Will, where do you think Kuro fits into the world of enterprise blockchain solutions? We know that while both small and large firms are interested in the benefits that the tech offers that privacy is a big concern. We spoke briefly earlier about corporate giants like Microsoft, EY, IBM and of course JP Morgan all exploring and building their own tech.
With your expertise Doug I would like to know more about the technical architecture of the on-chain privacy and how your solution in this arena is positioned in comparison to other privacy solutions.
The single biggest feature is that it is a real blockchain. That means it behaves like a blockchain, i.e. it starts when you turn it on and it is easy to administer. Hyperledger Fabric was famous for often failing to boot and being a broken database, Quorum was famous for being a mess to architect with, and R3’s Corda had a development team that rebelled and quit.

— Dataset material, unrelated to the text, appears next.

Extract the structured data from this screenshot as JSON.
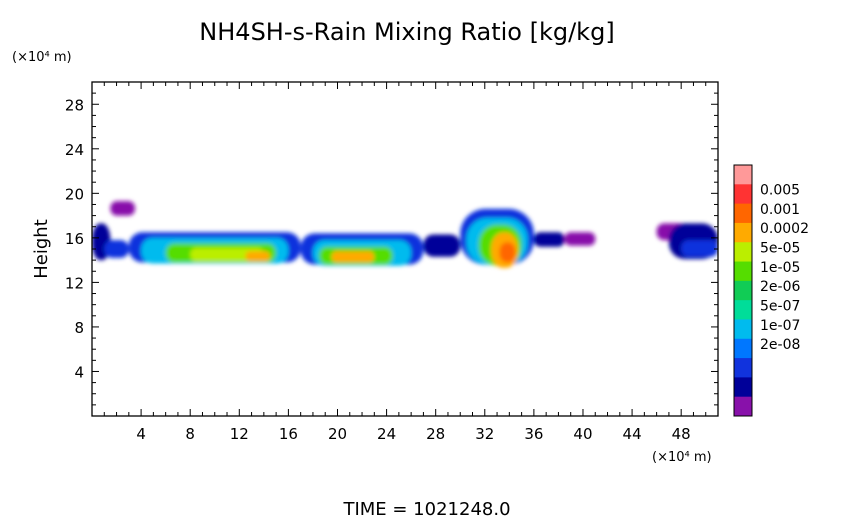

One of Kadena’s biggest problems is that, despite shipping quickly and often, despite having an incredibly reliable platform, no one writes an article about “their stuff just works”. For example, on August 20th we upgraded our sharded mainnet by 2x and it went flawlessly. This was the first time EVER that someone upgraded a state-sharded platform, but while we got press that it was happening, we didn’t get press about how boring it is to have drama-free releases. This is unlike ETH 2.0 that gets miles of press every time it gurgles. We undoubtedly miss out of the free press that failure brings, but we vastly prefer our approach to diligent release testing and accurate roadmaps.
“This was the first time EVER that someone upgraded a state-sharded platform, but while we got press that it was happening, we didn’t get press about how boring it is to have drama-free releases.”

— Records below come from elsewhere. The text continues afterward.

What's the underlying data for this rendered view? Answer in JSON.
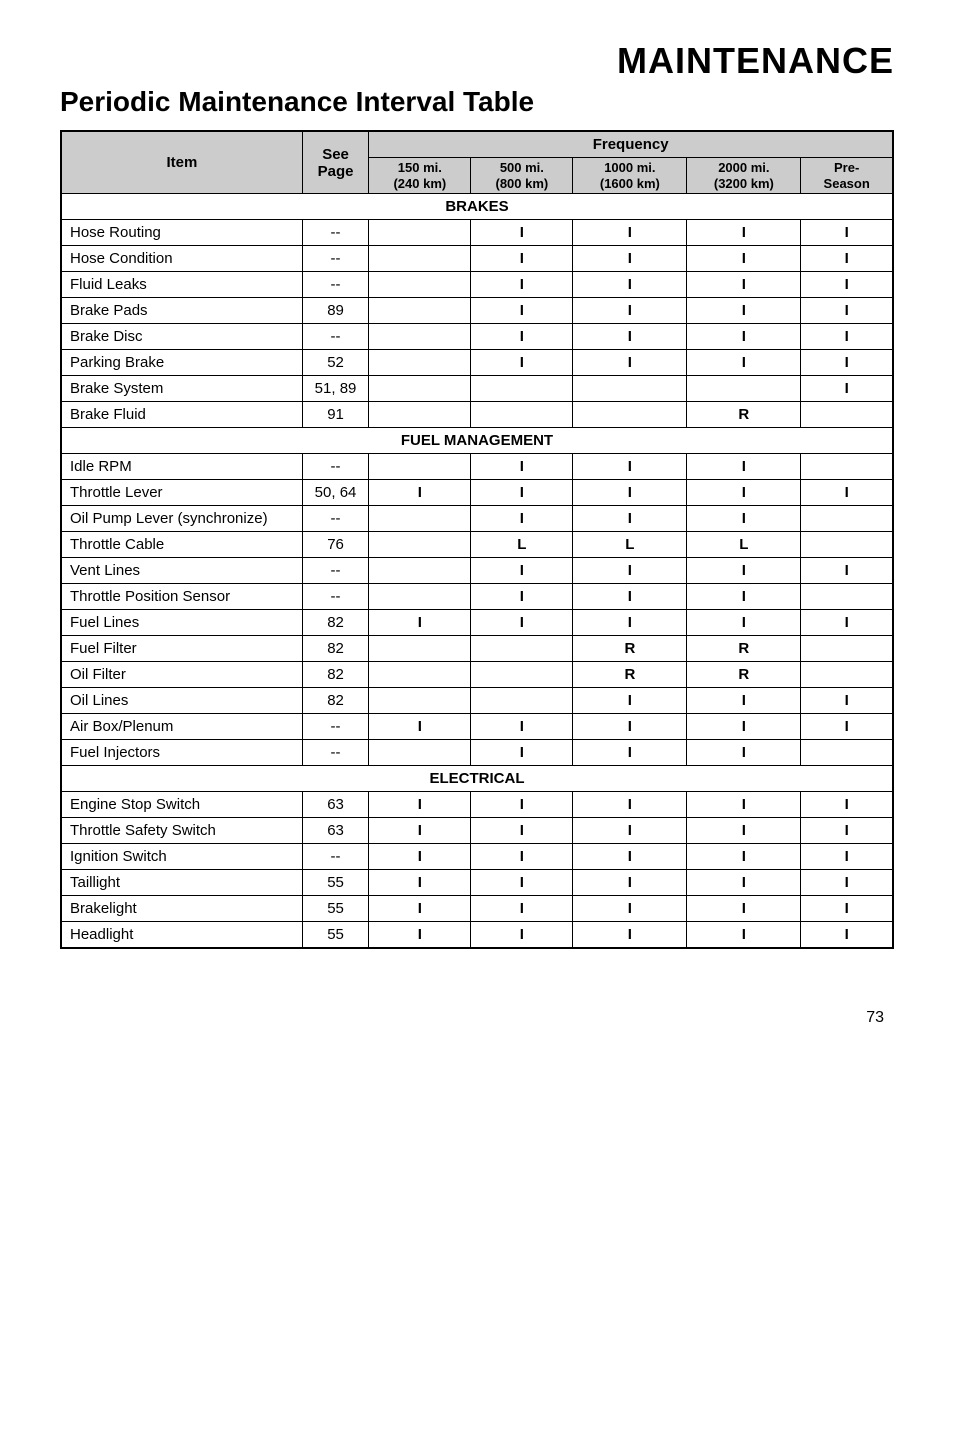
{
  "title_main": "MAINTENANCE",
  "title_sub": "Periodic Maintenance Interval Table",
  "headers": {
    "item": "Item",
    "see_page": "See Page",
    "frequency": "Frequency",
    "cols": [
      {
        "top": "150 mi.",
        "bot": "(240 km)"
      },
      {
        "top": "500 mi.",
        "bot": "(800 km)"
      },
      {
        "top": "1000 mi.",
        "bot": "(1600 km)"
      },
      {
        "top": "2000 mi.",
        "bot": "(3200 km)"
      },
      {
        "top": "Pre-",
        "bot": "Season"
      }
    ]
  },
  "sections": [
    {
      "name": "BRAKES",
      "rows": [
        {
          "item": "Hose Routing",
          "page": "--",
          "v": [
            "",
            "I",
            "I",
            "I",
            "I"
          ]
        },
        {
          "item": "Hose Condition",
          "page": "--",
          "v": [
            "",
            "I",
            "I",
            "I",
            "I"
          ]
        },
        {
          "item": "Fluid Leaks",
          "page": "--",
          "v": [
            "",
            "I",
            "I",
            "I",
            "I"
          ]
        },
        {
          "item": "Brake Pads",
          "page": "89",
          "v": [
            "",
            "I",
            "I",
            "I",
            "I"
          ]
        },
        {
          "item": "Brake Disc",
          "page": "--",
          "v": [
            "",
            "I",
            "I",
            "I",
            "I"
          ]
        },
        {
          "item": "Parking Brake",
          "page": "52",
          "v": [
            "",
            "I",
            "I",
            "I",
            "I"
          ]
        },
        {
          "item": "Brake System",
          "page": "51, 89",
          "v": [
            "",
            "",
            "",
            "",
            "I"
          ]
        },
        {
          "item": "Brake Fluid",
          "page": "91",
          "v": [
            "",
            "",
            "",
            "R",
            ""
          ]
        }
      ]
    },
    {
      "name": "FUEL MANAGEMENT",
      "rows": [
        {
          "item": "Idle RPM",
          "page": "--",
          "v": [
            "",
            "I",
            "I",
            "I",
            ""
          ]
        },
        {
          "item": "Throttle Lever",
          "page": "50, 64",
          "v": [
            "I",
            "I",
            "I",
            "I",
            "I"
          ]
        },
        {
          "item": "Oil Pump Lever (synchronize)",
          "page": "--",
          "v": [
            "",
            "I",
            "I",
            "I",
            ""
          ]
        },
        {
          "item": "Throttle Cable",
          "page": "76",
          "v": [
            "",
            "L",
            "L",
            "L",
            ""
          ]
        },
        {
          "item": "Vent Lines",
          "page": "--",
          "v": [
            "",
            "I",
            "I",
            "I",
            "I"
          ]
        },
        {
          "item": "Throttle Position Sensor",
          "page": "--",
          "v": [
            "",
            "I",
            "I",
            "I",
            ""
          ]
        },
        {
          "item": "Fuel Lines",
          "page": "82",
          "v": [
            "I",
            "I",
            "I",
            "I",
            "I"
          ]
        },
        {
          "item": "Fuel Filter",
          "page": "82",
          "v": [
            "",
            "",
            "R",
            "R",
            ""
          ]
        },
        {
          "item": "Oil Filter",
          "page": "82",
          "v": [
            "",
            "",
            "R",
            "R",
            ""
          ]
        },
        {
          "item": "Oil Lines",
          "page": "82",
          "v": [
            "",
            "",
            "I",
            "I",
            "I"
          ]
        },
        {
          "item": "Air Box/Plenum",
          "page": "--",
          "v": [
            "I",
            "I",
            "I",
            "I",
            "I"
          ]
        },
        {
          "item": "Fuel Injectors",
          "page": "--",
          "v": [
            "",
            "I",
            "I",
            "I",
            ""
          ]
        }
      ]
    },
    {
      "name": "ELECTRICAL",
      "rows": [
        {
          "item": "Engine Stop Switch",
          "page": "63",
          "v": [
            "I",
            "I",
            "I",
            "I",
            "I"
          ]
        },
        {
          "item": "Throttle Safety Switch",
          "page": "63",
          "v": [
            "I",
            "I",
            "I",
            "I",
            "I"
          ]
        },
        {
          "item": "Ignition Switch",
          "page": "--",
          "v": [
            "I",
            "I",
            "I",
            "I",
            "I"
          ]
        },
        {
          "item": "Taillight",
          "page": "55",
          "v": [
            "I",
            "I",
            "I",
            "I",
            "I"
          ]
        },
        {
          "item": "Brakelight",
          "page": "55",
          "v": [
            "I",
            "I",
            "I",
            "I",
            "I"
          ]
        },
        {
          "item": "Headlight",
          "page": "55",
          "v": [
            "I",
            "I",
            "I",
            "I",
            "I"
          ]
        }
      ]
    }
  ],
  "page_number": "73"
}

Roughly speaking, what you can do is encrypt things client-side before you put them into a Kuro transaction, then you can decrypt them coming out the other end. This technique can be used in either a private or public blockchain environment. The Finprint work used this idea to keep financial data private and put the end consumer in control of it.
How does KDA plan to market to developers?

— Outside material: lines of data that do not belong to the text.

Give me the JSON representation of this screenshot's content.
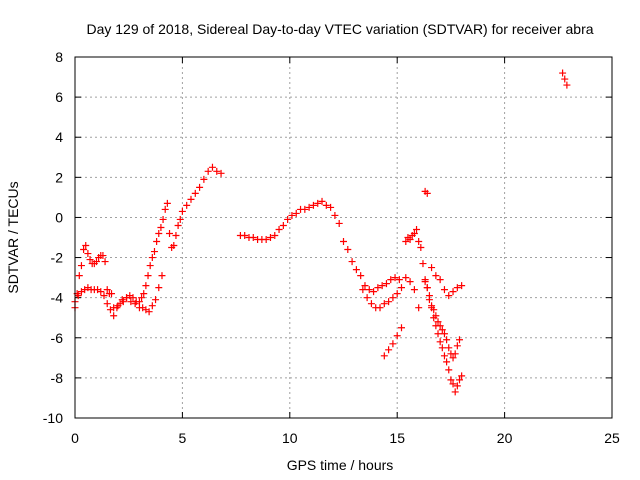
{
  "chart_data": {
    "type": "scatter",
    "title": "Day 129 of 2018, Sidereal Day-to-day VTEC variation (SDTVAR) for receiver abra",
    "xlabel": "GPS time / hours",
    "ylabel": "SDTVAR / TECUs",
    "xlim": [
      0,
      25
    ],
    "ylim": [
      -10,
      8
    ],
    "xticks": [
      0,
      5,
      10,
      15,
      20,
      25
    ],
    "yticks": [
      -10,
      -8,
      -6,
      -4,
      -2,
      0,
      2,
      4,
      6,
      8
    ],
    "grid": true,
    "marker": "+",
    "color": "#ff0000",
    "series": [
      {
        "name": "SDTVAR",
        "x": [
          0.0,
          0.1,
          0.2,
          0.3,
          0.4,
          0.5,
          0.6,
          0.7,
          0.8,
          0.9,
          1.0,
          1.1,
          1.2,
          1.3,
          1.4,
          1.5,
          1.6,
          1.7,
          0.0,
          0.15,
          0.3,
          0.45,
          0.6,
          0.75,
          0.9,
          1.05,
          1.2,
          1.35,
          1.5,
          1.65,
          1.8,
          1.95,
          2.1,
          2.25,
          2.4,
          2.55,
          2.7,
          2.85,
          3.0,
          3.15,
          3.3,
          3.45,
          3.6,
          3.75,
          3.9,
          4.05,
          1.8,
          2.0,
          2.2,
          2.4,
          2.6,
          2.8,
          3.0,
          3.1,
          3.2,
          3.3,
          3.4,
          3.5,
          3.6,
          3.7,
          3.8,
          3.9,
          4.0,
          4.1,
          4.2,
          4.3,
          4.4,
          4.5,
          4.6,
          4.7,
          4.8,
          4.9,
          5.0,
          5.2,
          5.4,
          5.6,
          5.8,
          6.0,
          6.2,
          6.4,
          6.6,
          6.8,
          7.7,
          7.9,
          8.1,
          8.3,
          8.5,
          8.7,
          8.9,
          9.1,
          9.3,
          9.5,
          9.7,
          9.9,
          10.1,
          10.3,
          10.5,
          10.7,
          10.9,
          11.1,
          11.3,
          11.5,
          11.7,
          11.9,
          12.1,
          12.3,
          12.5,
          12.7,
          12.9,
          13.1,
          13.3,
          13.5,
          13.7,
          13.9,
          14.1,
          14.3,
          14.5,
          14.7,
          14.9,
          15.1,
          14.4,
          14.6,
          14.8,
          15.0,
          15.2,
          13.4,
          13.6,
          13.8,
          14.0,
          14.2,
          14.4,
          14.6,
          14.8,
          15.0,
          15.2,
          15.4,
          15.6,
          15.8,
          16.0,
          15.4,
          15.5,
          15.6,
          15.7,
          15.8,
          15.9,
          16.0,
          16.1,
          16.2,
          16.3,
          16.4,
          16.5,
          16.6,
          16.7,
          16.8,
          16.9,
          17.0,
          17.1,
          17.2,
          17.3,
          17.4,
          17.5,
          17.6,
          17.7,
          17.8,
          17.9,
          18.0,
          16.3,
          16.4,
          16.5,
          16.6,
          16.7,
          16.8,
          16.9,
          17.0,
          17.1,
          17.2,
          17.3,
          17.4,
          17.5,
          17.6,
          17.7,
          17.8,
          17.9,
          16.6,
          16.8,
          17.0,
          17.2,
          17.4,
          17.6,
          17.8,
          18.0,
          16.3,
          16.4,
          22.7,
          22.8,
          22.9
        ],
        "y": [
          -4.5,
          -3.8,
          -2.9,
          -2.4,
          -1.6,
          -1.4,
          -1.8,
          -2.1,
          -2.3,
          -2.3,
          -2.2,
          -2.0,
          -1.9,
          -1.9,
          -2.2,
          -3.6,
          -3.8,
          -3.8,
          -4.2,
          -3.9,
          -3.7,
          -3.6,
          -3.5,
          -3.6,
          -3.6,
          -3.6,
          -3.7,
          -3.9,
          -4.3,
          -4.6,
          -4.9,
          -4.5,
          -4.3,
          -4.2,
          -4.0,
          -3.9,
          -4.0,
          -4.2,
          -4.5,
          -4.5,
          -4.6,
          -4.7,
          -4.4,
          -4.1,
          -3.5,
          -2.9,
          -4.5,
          -4.4,
          -4.1,
          -4.0,
          -4.2,
          -4.3,
          -4.2,
          -4.0,
          -3.8,
          -3.4,
          -2.9,
          -2.4,
          -2.0,
          -1.7,
          -1.2,
          -0.8,
          -0.5,
          -0.1,
          0.4,
          0.7,
          -0.8,
          -1.5,
          -1.4,
          -0.9,
          -0.4,
          -0.1,
          0.3,
          0.6,
          0.9,
          1.2,
          1.5,
          1.9,
          2.3,
          2.5,
          2.3,
          2.2,
          -0.9,
          -0.9,
          -1.0,
          -1.0,
          -1.1,
          -1.1,
          -1.1,
          -1.0,
          -0.9,
          -0.6,
          -0.4,
          -0.1,
          0.1,
          0.2,
          0.4,
          0.4,
          0.5,
          0.6,
          0.7,
          0.8,
          0.6,
          0.5,
          0.1,
          -0.3,
          -1.2,
          -1.6,
          -2.2,
          -2.6,
          -2.9,
          -3.4,
          -3.6,
          -3.7,
          -3.5,
          -3.4,
          -3.3,
          -3.1,
          -3.0,
          -3.1,
          -6.9,
          -6.6,
          -6.3,
          -5.9,
          -5.5,
          -3.6,
          -4.0,
          -4.3,
          -4.5,
          -4.5,
          -4.3,
          -4.2,
          -4.0,
          -3.8,
          -3.5,
          -3.0,
          -3.2,
          -3.6,
          -4.5,
          -1.2,
          -1.0,
          -1.1,
          -0.9,
          -0.8,
          -0.6,
          -1.2,
          -1.5,
          -2.3,
          -3.1,
          -3.5,
          -4.1,
          -4.5,
          -5.0,
          -5.4,
          -5.8,
          -6.2,
          -6.5,
          -6.9,
          -7.2,
          -7.6,
          -8.1,
          -8.3,
          -8.7,
          -8.4,
          -8.1,
          -7.9,
          -3.2,
          -3.5,
          -3.9,
          -4.4,
          -4.6,
          -4.9,
          -5.2,
          -5.4,
          -5.6,
          -5.8,
          -6.1,
          -6.5,
          -6.8,
          -7.0,
          -6.8,
          -6.4,
          -6.1,
          -2.5,
          -2.9,
          -3.1,
          -3.6,
          -3.9,
          -3.7,
          -3.5,
          -3.4,
          1.3,
          1.2,
          7.2,
          6.9,
          6.6
        ]
      }
    ]
  }
}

Glad you asked. We’ve been working on exactly that. I don’t want to spoil the details, but stay tuned in the next few weeks for a new initiative on that front. More broadly speaking, with my Director of Engineering hat on, I’d say that we plan to market to developers through engineering excellence. By providing better tools that allow developers to not get bogged down in details and enable them to focus on the important logic of what they’re trying to build.
Also, Pact is just a better language that’s easier to use, easier to learn, safer to use, and runs on the only decentralized+scaled layer-1 in existence. I think the scaled layer-1 platform will be a big selling point versus the hub-and-spoke model where developers can build an app but to deploy it they need to deploy an entire blockchain instead of just deploying a contract.
Is the team doing anything DeFi related? If so can you elaborate on some of them?
Yes, now that we’ve successfully demonstrated that we can scale, DeFi is becoming a bigger and bigger priority for us. It’s still early, so I don’t know exactly what form this will take in terms of what our engineering team works on, but we want to put in place the raw materials for a vibrant DeFi ecosystem. In my mind this starts with things like stablecoins and DEXs. The ideal thing would be to get some partnerships so we don’t have to build them ourselves. We’re already in talks with several DeFi companies that are getting crushed by Ethereum gas fees that are very interested in exploring alternatives like Kadena. One thing that will probably make it onto our internal engineering roadmap is building the crypto primitives necessary to implement decentralized bridges to various other blockchains.
“We’re already in talks with several DeFi companies that are getting crushed by Ethereum gas fees that are very interested in exploring alternatives like Kadena.”